Le projet consiste à prélever des échantillons dans les fleuves au moyen d’outils isotopiques. Les molécules des éléments chimiques comme l’oxygène, l’hydrogène, le carbone ou l’azote possèdent une signature isotopique propre, similaire à une empreinte digitale ou génétique (ADN). Les outils isotopiques sont utilisés pour analyser des échantillons d’eau afin d’en identifier la provenance et pour observer des processus comme l’évaporation.
«Les différentes sources d’eau ont différentes signatures isotopiques, explique le chercheur, dont la thèse de doctorat portait sur le cycle du carbone et l’utilisation des isotopes dans le fleuve Saint-Laurent. Si on prend un échantillon de l’eau du fleuve Saint-Laurent à un endroit donné, on peut retracer la source de l’eau, qui peut provenir, par exemple, de la fonte des neiges.» Le traçage de l’eau peut aussi indiquer les sources de pollution. «Des analyses isotopiques effectuées par un étudiant du Géotop ont démontré que la présence de nitrate dans le fleuve Saint-Laurent n’était pas due aux activités agricoles dans la vallée du St-Laurent, comme on aurait pu le croire, mais au cycle naturel de l’eau», illustre Jean-François Hélie. Il est important de vérifier la provenance d’une molécule avant d’accuser quiconque!»
Création d’une grande base de données
Outre le volet recherche du programme, un volet éducatif sera mis en place. «Les chercheurs des pays développés ont pour mandat d’agir comme mentors auprès de ceux provenant des pays en voie de développement, dit Jean-François Hélie. Nous aimerions développer une interface Web et mettre en ligne des vidéos afin d’expliquer les processus et les protocoles d’échantillonnage.»
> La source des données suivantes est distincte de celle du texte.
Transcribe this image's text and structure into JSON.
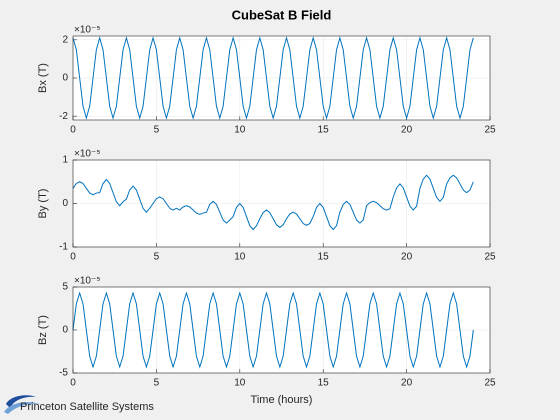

Une école d’été devrait voir le jour en 2016 (possiblement à l’UQAM) dans le but de former la relève et de réunir des étudiants et des chercheurs autour de ces questions. «Bien qu’il soit important d’assurer une certaine continuité dans les techniques utilisées pour ce projet de recherche, il n’existe pas de protocole uniforme pour recueillir des échantillons, souligne l’agent de recherche. On ne peut pas échantillonner le fleuve Congo et la Grande rivière de la Baleine, qui se situe dans le Grand Nord du Québec, de la même manière. Le Congo coule relativement tranquillement, il y a peu de relief, alors que la Grande rivière de la Baleine est plus turbulente, voire dangereuse.»
La création d’une grande base de données isotopiques fait aussi partie des objectifs. «Les données isotopiques sont disparates dans la littérature scientifique, précise Jean-François Hélie. Cette base regrouperait toutes les données en un seul endroit.» Au Canada, les données isotopiques recueillies serviraient éventuellement à modéliser l’hydrologie des fleuves du pays.
Les problèmes relatifs aux impacts humains sur les grands fleuves du monde sont complexes et intimement liés entre eux, rappelle le chercheur. «Plus on a d’outils et mieux on peut comprendre le phénomène», conclut Jean-François Hélie.